Turkey exposes FETO abuse of religion in 8 languages

Religious Affairs Directorate report says FETO leader Gulen misguided followers by implying he was divinely guided

Turkey exposes FETO abuse of religion in 8 languages

Turkey’s top religious authority has translated into eight languages a report on the exploitation of religion by the Fetullah Terrorist Organization (FETO), the group behind last year’s defeated coup.

Based on an analysis of around 670 hours of recorded speeches by FETO leader Fetullah Gulen and his collected works of 80 publications, the report by Turkey’s Religious Affairs Directorate Diyanet was first released in Turkish this July.

To spread international awareness of the FETO threat, the report has since been translated into English, Arabic, French, German, Russian, Albanian, Kyrgyz, and Kazakh.

The 90-page report reveals that Gulen, in order to convince his followers that his orders were “divinely guided,” constantly implied that he conversed with the Prophet Mohammed.

The report also shows that Gulen made frequent references to Sufism -- a mystic branch of Islam -- in his speeches to attract more followers.

According to the report, Gulen also told his followers he was spiritually connected to angels and could speak to great Sufi saints of the past.

"FETO is a movement clandestinely engaged in religious engineering in the guise of ‘religious dialogue,’ whereas what it really does is distort the fundamental two-fold Islamic creedal formula (kalima-i tawheed),” says the report.

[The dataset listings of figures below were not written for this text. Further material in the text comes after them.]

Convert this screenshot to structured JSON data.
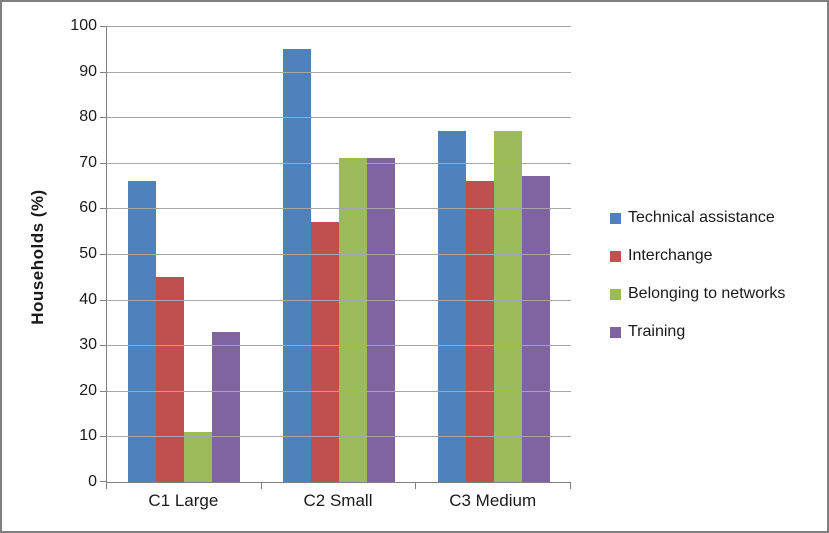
{
  "frame": {
    "background": "#FFFFFF",
    "border_color": "#7F7F7F"
  },
  "chart_data": {
    "type": "bar",
    "title": "",
    "xlabel": "",
    "ylabel": "Households (%)",
    "ylim": [
      0,
      100
    ],
    "yticks": [
      0,
      10,
      20,
      30,
      40,
      50,
      60,
      70,
      80,
      90,
      100
    ],
    "grid": true,
    "legend_position": "right",
    "axis_color": "#808080",
    "gridline_color": "#A6A6A6",
    "categories": [
      "C1 Large",
      "C2 Small",
      "C3 Medium"
    ],
    "series": [
      {
        "name": "Technical assistance",
        "color": "#4F81BD",
        "values": [
          66,
          95,
          77
        ]
      },
      {
        "name": "Interchange",
        "color": "#C0504D",
        "values": [
          45,
          57,
          66
        ]
      },
      {
        "name": "Belonging to networks",
        "color": "#9BBB59",
        "values": [
          11,
          71,
          77
        ]
      },
      {
        "name": "Training",
        "color": "#8064A2",
        "values": [
          33,
          71,
          67
        ]
      }
    ]
  }
}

The directorate said the report would be distributed abroad to warn people of FETO’s deliberate misuse of a number of Quranic verses to mobilize its members at the expense of harming Islam.

FETO and its U.S.-based leader Gulen orchestrated the defeated coup of July 15, 2016, which left 250 people martyred and some 2,200 injured.

Turkey accuses FETO of a long-running campaign to overthrow the state through the infiltration of Turkish institutions, particularly the military, police, and judiciary.